Je voudrais te dire pourquoi mon plaisir a été si grand, hier, lorsque tu m’as joué cette sonate de Schubert.
Tu voulais à tout prix me la jouer, tu avais peur, tu m’avais mis la partition dans les mains, sans doute pour te faire plus petit, alors que tu es si grand.

Tu attendais « des conseils »

Mon Dieu. Tu as de ces mots.

D’abord, le travail avec toi est un luxe. J’ai l’impression de voir des chaussures de prix, comme je n’en aurai jamais (toi, si, sans doute) : en cuir très fin et très souple, qu’on ne doit pas sentir aux pieds tant elles sont légères. On a passé du cirage dessus : il n’y faut plus qu’un petit coup de chiffon, elles brillent.

Moi, je ne me préoccupe pas de la fabrication de la chaussure, ni de sa taille, ni même du cirage. Je viens avec mon petit chiffon, je frotte, et la voilà somptueuse.

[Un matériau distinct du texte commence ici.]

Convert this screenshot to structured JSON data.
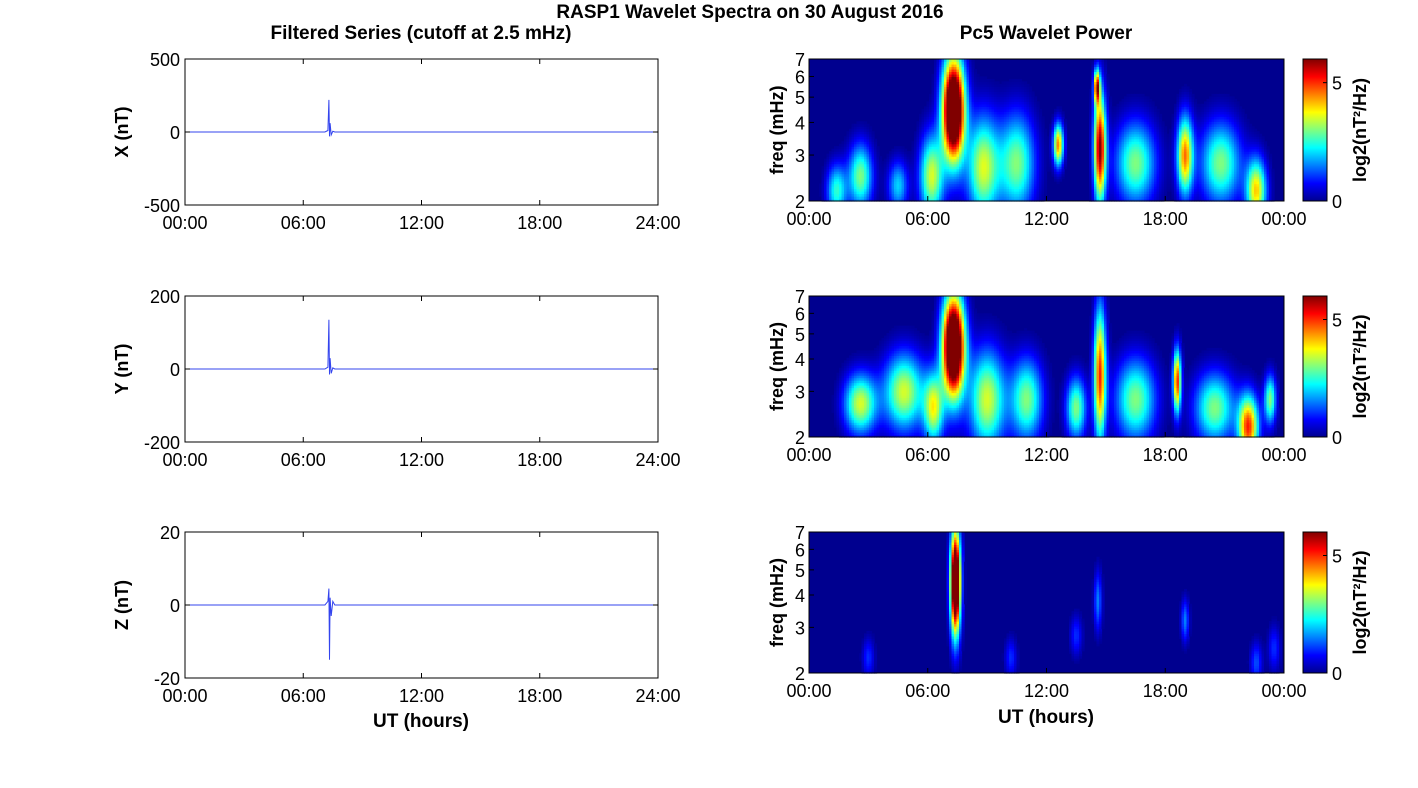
{
  "figure": {
    "title": "RASP1 Wavelet Spectra on 30 August 2016",
    "left_column_title": "Filtered Series (cutoff at 2.5 mHz)",
    "right_column_title": "Pc5 Wavelet Power",
    "left_xlabel": "UT (hours)",
    "right_xlabel": "UT (hours)"
  },
  "colors": {
    "series_line": "#3344ee",
    "axis": "#000000",
    "heatmap_low": "#00008f",
    "heatmap_high": "#800000"
  },
  "chart_data": [
    {
      "type": "line",
      "ylabel": "X (nT)",
      "ylim": [
        -500,
        500
      ],
      "yticks": [
        "500",
        "0",
        "-500"
      ],
      "xlim": [
        0,
        24
      ],
      "xticks": [
        "00:00",
        "06:00",
        "12:00",
        "18:00",
        "24:00"
      ],
      "grid": false,
      "series": [
        {
          "x": [
            0,
            7.1,
            7.25,
            7.3,
            7.33,
            7.36,
            7.42,
            7.5,
            7.6,
            24
          ],
          "y": [
            0,
            0,
            10,
            220,
            -30,
            60,
            -20,
            5,
            0,
            0
          ]
        }
      ]
    },
    {
      "type": "line",
      "ylabel": "Y (nT)",
      "ylim": [
        -200,
        200
      ],
      "yticks": [
        "200",
        "0",
        "-200"
      ],
      "xlim": [
        0,
        24
      ],
      "xticks": [
        "00:00",
        "06:00",
        "12:00",
        "18:00",
        "24:00"
      ],
      "grid": false,
      "series": [
        {
          "x": [
            0,
            7.1,
            7.25,
            7.3,
            7.33,
            7.36,
            7.42,
            7.5,
            7.6,
            24
          ],
          "y": [
            0,
            0,
            5,
            135,
            -15,
            30,
            -12,
            3,
            0,
            0
          ]
        }
      ]
    },
    {
      "type": "line",
      "ylabel": "Z (nT)",
      "ylim": [
        -20,
        20
      ],
      "yticks": [
        "20",
        "0",
        "-20"
      ],
      "xlim": [
        0,
        24
      ],
      "xticks": [
        "00:00",
        "06:00",
        "12:00",
        "18:00",
        "24:00"
      ],
      "grid": false,
      "series": [
        {
          "x": [
            0,
            7.1,
            7.25,
            7.3,
            7.33,
            7.36,
            7.42,
            7.5,
            7.6,
            24
          ],
          "y": [
            0,
            0,
            1,
            4.5,
            -15,
            2,
            -3,
            1,
            0,
            0
          ]
        }
      ]
    },
    {
      "type": "heatmap",
      "ylabel": "freq (mHz)",
      "y_scale": "log",
      "ylim": [
        2,
        7
      ],
      "yticks": [
        "7",
        "6",
        "5",
        "4",
        "3",
        "2"
      ],
      "xlim": [
        0,
        24
      ],
      "xticks": [
        "00:00",
        "06:00",
        "12:00",
        "18:00",
        "00:00"
      ],
      "colorbar": {
        "label": "log2(nT²/Hz)",
        "ticks": [
          "5",
          "0"
        ],
        "clim": [
          0,
          6
        ]
      },
      "bursts": [
        {
          "t": 7.3,
          "f": 4.5,
          "w": 0.55,
          "h": 2.0,
          "p": 9
        },
        {
          "t": 14.7,
          "f": 3.2,
          "w": 0.3,
          "h": 1.5,
          "p": 6
        },
        {
          "t": 14.55,
          "f": 5.5,
          "w": 0.15,
          "h": 0.8,
          "p": 5
        },
        {
          "t": 12.6,
          "f": 3.3,
          "w": 0.25,
          "h": 0.6,
          "p": 4.5
        },
        {
          "t": 19.0,
          "f": 3.0,
          "w": 0.4,
          "h": 1.0,
          "p": 4.5
        },
        {
          "t": 22.6,
          "f": 2.2,
          "w": 0.5,
          "h": 0.6,
          "p": 4
        },
        {
          "t": 2.6,
          "f": 2.5,
          "w": 0.6,
          "h": 0.7,
          "p": 3
        },
        {
          "t": 6.2,
          "f": 2.5,
          "w": 0.6,
          "h": 0.9,
          "p": 3.5
        },
        {
          "t": 8.8,
          "f": 2.7,
          "w": 0.8,
          "h": 1.2,
          "p": 3.5
        },
        {
          "t": 10.5,
          "f": 2.8,
          "w": 0.9,
          "h": 1.2,
          "p": 3
        },
        {
          "t": 16.5,
          "f": 2.8,
          "w": 1.0,
          "h": 1.0,
          "p": 3
        },
        {
          "t": 20.8,
          "f": 2.8,
          "w": 1.0,
          "h": 1.0,
          "p": 3
        },
        {
          "t": 1.4,
          "f": 2.2,
          "w": 0.5,
          "h": 0.5,
          "p": 2.5
        },
        {
          "t": 4.5,
          "f": 2.3,
          "w": 0.5,
          "h": 0.5,
          "p": 2
        }
      ]
    },
    {
      "type": "heatmap",
      "ylabel": "freq (mHz)",
      "y_scale": "log",
      "ylim": [
        2,
        7
      ],
      "yticks": [
        "7",
        "6",
        "5",
        "4",
        "3",
        "2"
      ],
      "xlim": [
        0,
        24
      ],
      "xticks": [
        "00:00",
        "06:00",
        "12:00",
        "18:00",
        "00:00"
      ],
      "colorbar": {
        "label": "log2(nT²/Hz)",
        "ticks": [
          "5",
          "0"
        ],
        "clim": [
          0,
          6
        ]
      },
      "bursts": [
        {
          "t": 7.3,
          "f": 4.5,
          "w": 0.55,
          "h": 2.0,
          "p": 9
        },
        {
          "t": 14.7,
          "f": 3.5,
          "w": 0.3,
          "h": 2.0,
          "p": 5
        },
        {
          "t": 18.6,
          "f": 3.3,
          "w": 0.2,
          "h": 0.9,
          "p": 5
        },
        {
          "t": 22.2,
          "f": 2.2,
          "w": 0.5,
          "h": 0.6,
          "p": 5
        },
        {
          "t": 2.6,
          "f": 2.7,
          "w": 0.8,
          "h": 0.7,
          "p": 3.5
        },
        {
          "t": 4.8,
          "f": 3.0,
          "w": 1.0,
          "h": 1.0,
          "p": 3.5
        },
        {
          "t": 6.3,
          "f": 2.6,
          "w": 0.5,
          "h": 0.8,
          "p": 3.5
        },
        {
          "t": 9.0,
          "f": 2.8,
          "w": 0.9,
          "h": 1.2,
          "p": 3.5
        },
        {
          "t": 11.0,
          "f": 2.8,
          "w": 0.8,
          "h": 1.0,
          "p": 3
        },
        {
          "t": 13.5,
          "f": 2.6,
          "w": 0.5,
          "h": 0.7,
          "p": 3
        },
        {
          "t": 16.5,
          "f": 2.8,
          "w": 1.0,
          "h": 1.0,
          "p": 3
        },
        {
          "t": 20.5,
          "f": 2.6,
          "w": 1.0,
          "h": 0.8,
          "p": 3
        },
        {
          "t": 23.3,
          "f": 2.8,
          "w": 0.3,
          "h": 0.6,
          "p": 3
        }
      ]
    },
    {
      "type": "heatmap",
      "ylabel": "freq (mHz)",
      "y_scale": "log",
      "ylim": [
        2,
        7
      ],
      "yticks": [
        "7",
        "6",
        "5",
        "4",
        "3",
        "2"
      ],
      "xlim": [
        0,
        24
      ],
      "xticks": [
        "00:00",
        "06:00",
        "12:00",
        "18:00",
        "00:00"
      ],
      "colorbar": {
        "label": "log2(nT²/Hz)",
        "ticks": [
          "5",
          "0"
        ],
        "clim": [
          0,
          6
        ]
      },
      "bursts": [
        {
          "t": 7.4,
          "f": 4.5,
          "w": 0.25,
          "h": 2.0,
          "p": 9
        },
        {
          "t": 14.6,
          "f": 3.8,
          "w": 0.2,
          "h": 1.0,
          "p": 1.5
        },
        {
          "t": 19.0,
          "f": 3.2,
          "w": 0.2,
          "h": 0.6,
          "p": 1.5
        },
        {
          "t": 13.5,
          "f": 2.8,
          "w": 0.3,
          "h": 0.5,
          "p": 1
        },
        {
          "t": 22.6,
          "f": 2.2,
          "w": 0.3,
          "h": 0.4,
          "p": 1.2
        },
        {
          "t": 3.0,
          "f": 2.3,
          "w": 0.3,
          "h": 0.4,
          "p": 1
        },
        {
          "t": 10.2,
          "f": 2.3,
          "w": 0.3,
          "h": 0.4,
          "p": 1
        },
        {
          "t": 23.5,
          "f": 2.5,
          "w": 0.3,
          "h": 0.5,
          "p": 1
        }
      ]
    }
  ]
}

Surtout (pardon, mais je ne trouve pas d’autre manière de le dire), j’ai cru entrer en toi. Comme par une porte.
Un jour, en écoutant jouer le vieux Cherkassky, j’ai cru qu’il était devenu transparent, qu’on lui voyait l’âme à travers le corps. J’avais été excessif, j’avais hâte de faire des expériences.

Ce que j’ai ressenti hier était absolument nouveau. Peut-être unique.

J’ai vu comment tu étais au plus profond de toi, et c’était d’une grande beauté.

Ta manière de jouer le mouvement lent te disait tout à fait : l’absence de complète méchanceté, de vice, de mensonge, de désespoir.

En revanche, une présence active, de la tendresse (trait dominant, 95% du mélange), de la mélancolie, quelque chose de triste et de déçu, qui se mêlait drôlement au goût de la gaîté, à laquelle tu t’accroches comme à une certitude, l’amour du bien, du poli technique ; de l’énoncé clair et pur des lignes, dans le finale, le mépris de la facilité et de la disparate, la délicatesse des sentiments, la droiture de la pensée, le contrôle des actes, la morale en action (et non en réaction).

J’ai lu en toi « comme en un livre ouvert ».
Tu étais dans ce que tu jouais. Que m’importait Schubert, alors ! Ou plutôt, sa sonate ! Tu te rappelles ce que disait Giacometti ? « Si ma maison brûle, entre le Velázquez et le chat, je n’hésite pas, je sauve le chat. »
J’ai compris hier ce qu’il disait ; et je m’émerveille de l’avoir compris. Tu rends meilleur celui qui sait t’écouter ; et je m’émerveille d’avoir su le faire si vite, de ce que tu aies su me l’apprendre.

Tu as reçu ce don rarissime, le même que celui dont Schubert avait hérité, et que je ne sais pas nommer. (Un jour, peut-être, j’en trouverai le nom, et ce sera, somme toute, une immense victoire que je remporterai sur ma faiblesse. Quand on ne sait pas nommer une chose, c’est qu’on ne l’a pas en soi.)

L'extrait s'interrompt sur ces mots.